女流棋士になるには奨励会とは別の研修会が養成プログラムを運営しており、2011年までは、奨励会と女流棋士は兼任が認められていなかった。2011年、里見さんが奨励会に挑戦したことを機に兼任が可能となり、女性奨励会員による女流棋戦の参加が可能となった。里見さんは2018年、年齢制限を理由に奨励会を退会した。
先ほど、経験を重視したいというお話をしていて、経験とは場数だ思いますが、場数を手に入れるためには強くならないといけなくて、強くなるためには場数が必要という、鶏と卵のような関係があると思います。場数もしくは経験をたくさん手に入れるためにやっておられる努力は、どのようなものがありましたか?

里見:私の場合だと、19の時に島根から大阪に出てきたんですけど、その時は周りが本当に男性ばっかりの中で、私、昔はすごく人見知りだったんです。だからもう人に声をかけるのもけっこう勇気を振り絞って言うタイプで、周りが気になっていたんですけど、将棋を強くなるって決めた時から周りを一切気にしなくなったんです。

もうどう思われてもいいから、たとえば私よりも棋力が上の先生に将棋をお願いする。自分が全然棋力が無い状態でお願いするっていうことは、周りからしたらありえないことなんですよね。ちょっと失礼っていうか。身をわきまえていない。
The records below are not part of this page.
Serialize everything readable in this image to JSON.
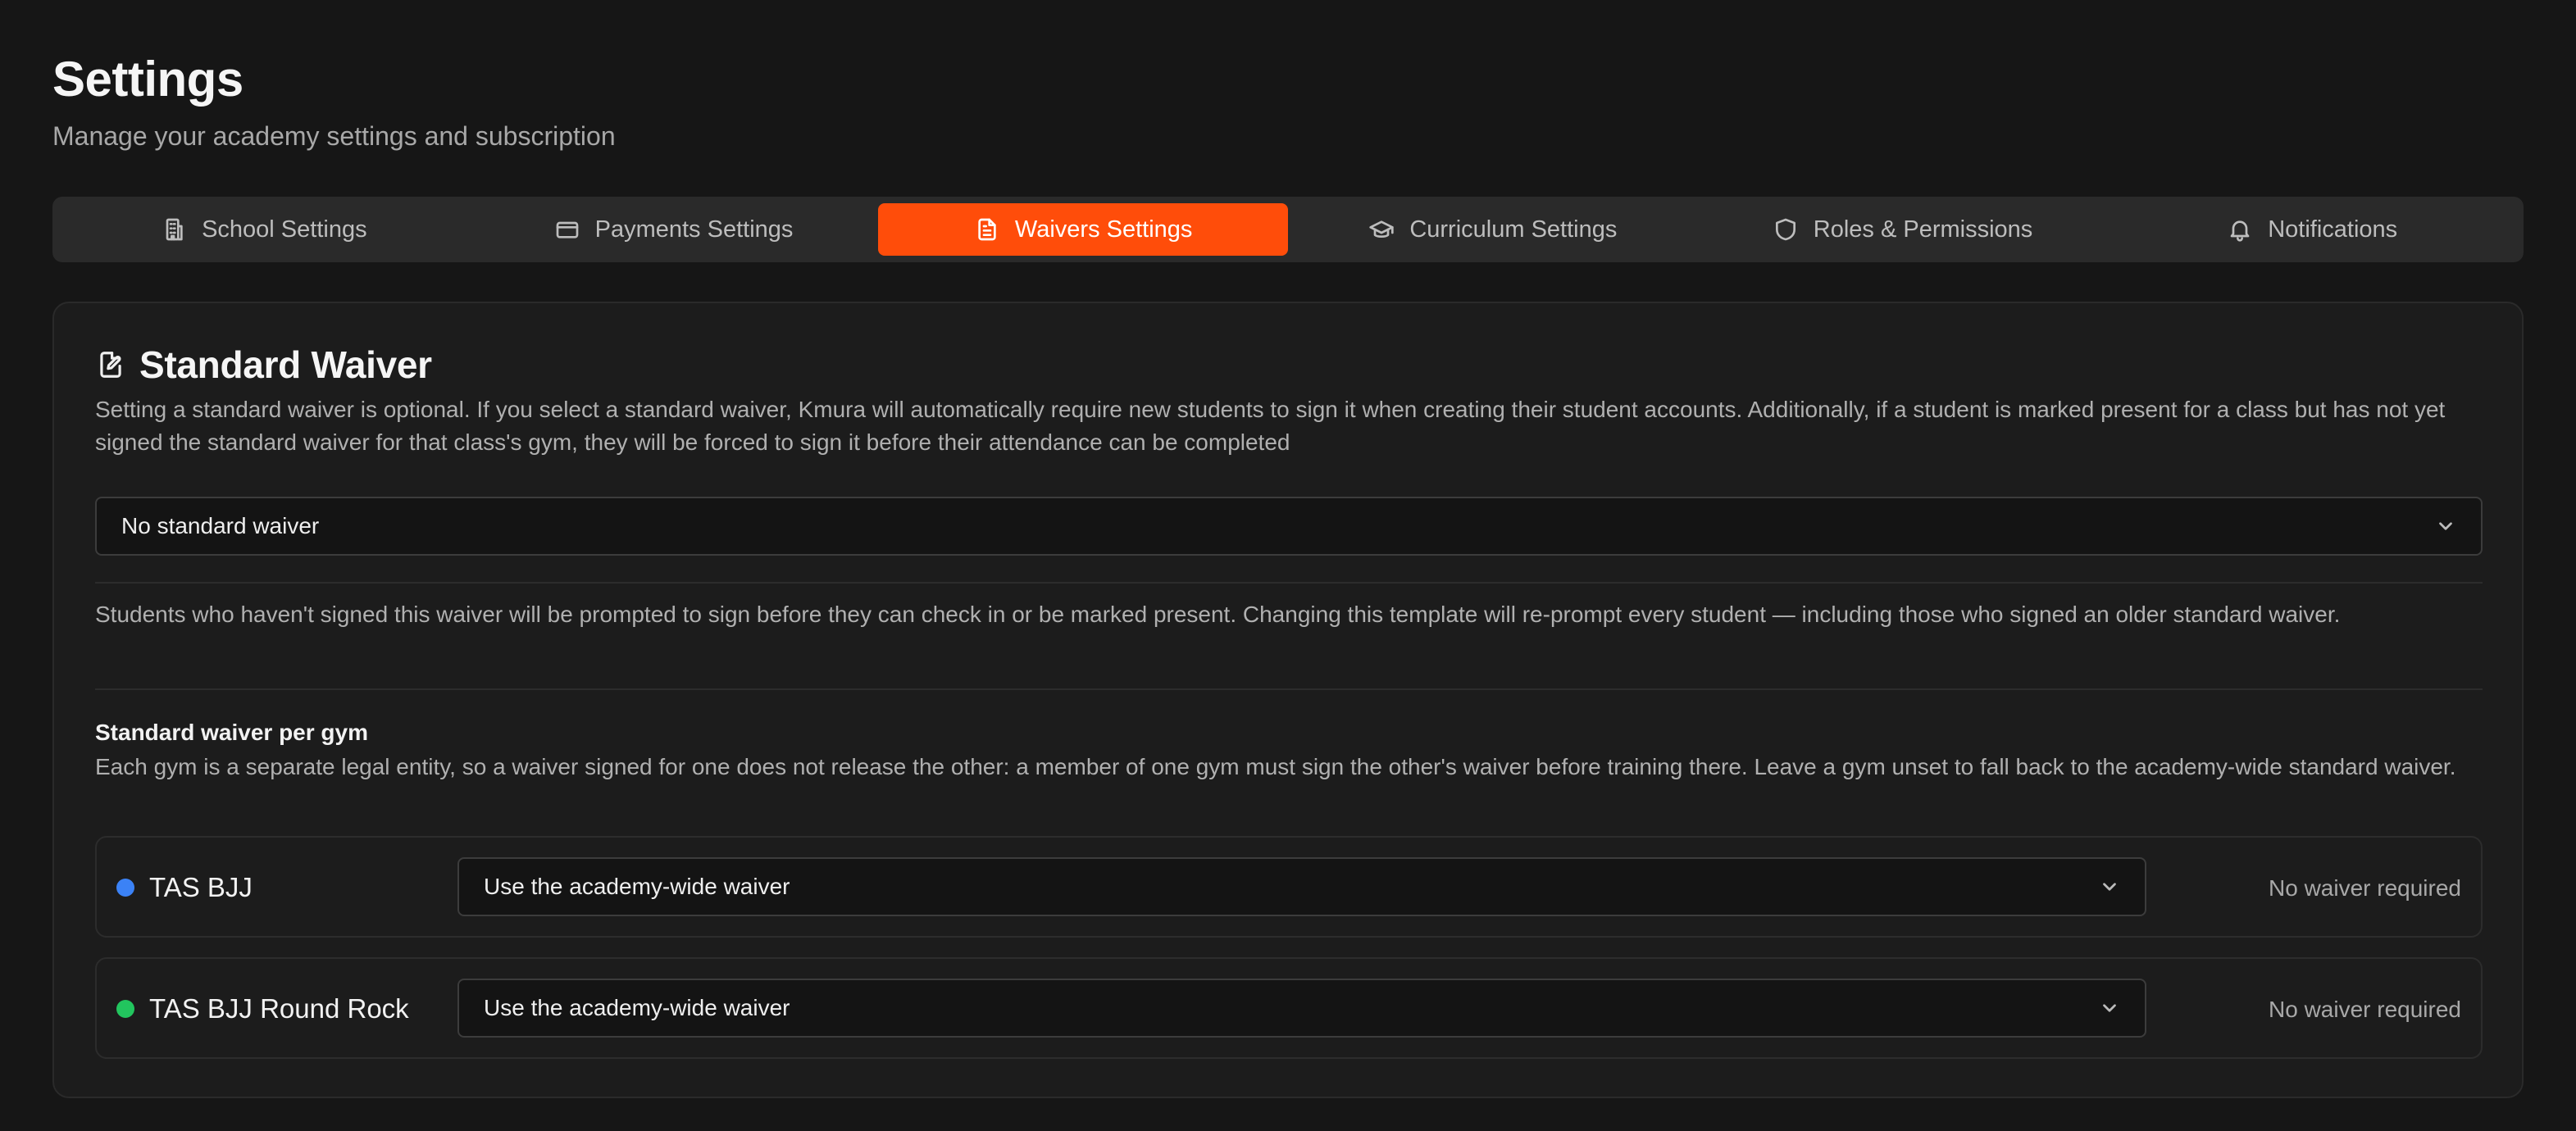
{
  "header": {
    "title": "Settings",
    "subtitle": "Manage your academy settings and subscription"
  },
  "tabs": [
    {
      "label": "School Settings",
      "icon": "building-icon",
      "active": false
    },
    {
      "label": "Payments Settings",
      "icon": "credit-card-icon",
      "active": false
    },
    {
      "label": "Waivers Settings",
      "icon": "document-icon",
      "active": true
    },
    {
      "label": "Curriculum Settings",
      "icon": "graduation-cap-icon",
      "active": false
    },
    {
      "label": "Roles & Permissions",
      "icon": "shield-icon",
      "active": false
    },
    {
      "label": "Notifications",
      "icon": "bell-icon",
      "active": false
    }
  ],
  "waiver": {
    "title": "Standard Waiver",
    "description": "Setting a standard waiver is optional. If you select a standard waiver, Kmura will automatically require new students to sign it when creating their student accounts. Additionally, if a student is marked present for a class but has not yet signed the standard waiver for that class's gym, they will be forced to sign it before their attendance can be completed",
    "select_value": "No standard waiver",
    "note": "Students who haven't signed this waiver will be prompted to sign before they can check in or be marked present. Changing this template will re-prompt every student — including those who signed an older standard waiver."
  },
  "per_gym": {
    "title": "Standard waiver per gym",
    "description": "Each gym is a separate legal entity, so a waiver signed for one does not release the other: a member of one gym must sign the other's waiver before training there. Leave a gym unset to fall back to the academy-wide standard waiver.",
    "gyms": [
      {
        "name": "TAS BJJ",
        "dot_color": "#3b82f6",
        "select_value": "Use the academy-wide waiver",
        "status": "No waiver required"
      },
      {
        "name": "TAS BJJ Round Rock",
        "dot_color": "#22c55e",
        "select_value": "Use the academy-wide waiver",
        "status": "No waiver required"
      }
    ]
  },
  "colors": {
    "accent": "#ff4d0a",
    "background": "#161616",
    "card": "#1c1c1c"
  }
}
でも、私はそんなことはどうでもよかったんで。

ダメ元でもう、断られるだろうなって思っても、けっこう上の先生に将棋を教えてくださいって言いに行ったら、いや、全然いいよーみたいな感じで言ってもらえて、そこから縁が広がっていきました。将棋を教えてもらえる場をゲットしたみたいな感じ(笑。手段を選ばない。自分にできることを、周りを気にして躊躇するのは止めたんです。

みなさんにも、どんどん積極的に行ってもらいたいんです、女性とか男性とか年齢とか関係なく。失礼なことはもちろんしたらダメだとは思うんですけど、でも熱量があるなら一生懸命お願いするとか、一生懸命向き合うとか、自分にできることをしてもらいたいなと思います。積極的にどんどん前へ。じっとしてても何も変わらないので。それは自分自身もすごく学びました。

後進の方々には里見さんを目標にしている方が多いと思うんですけど、里見さんご自身は、ロールモデルとか目標にされた方って誰かいらしたりしますか?

里見:大阪に出てきて、将棋だけじゃなくてアドバイスとか精神面で教えていただいた先生がいたんです。畠山鎮先生という方なんですけど。将棋の技術だけじゃなく。その方にお願いしたんです、ダメ元で。

けっこう上の先生なのに、ダメ元でお願いしたら「いいよ」って言ってくださったんです。その方に将棋の精神面でのアドバイスとか技術面も学びましたし、私にとっては本当にいい出会い、縁でした。今でも教えていただいています。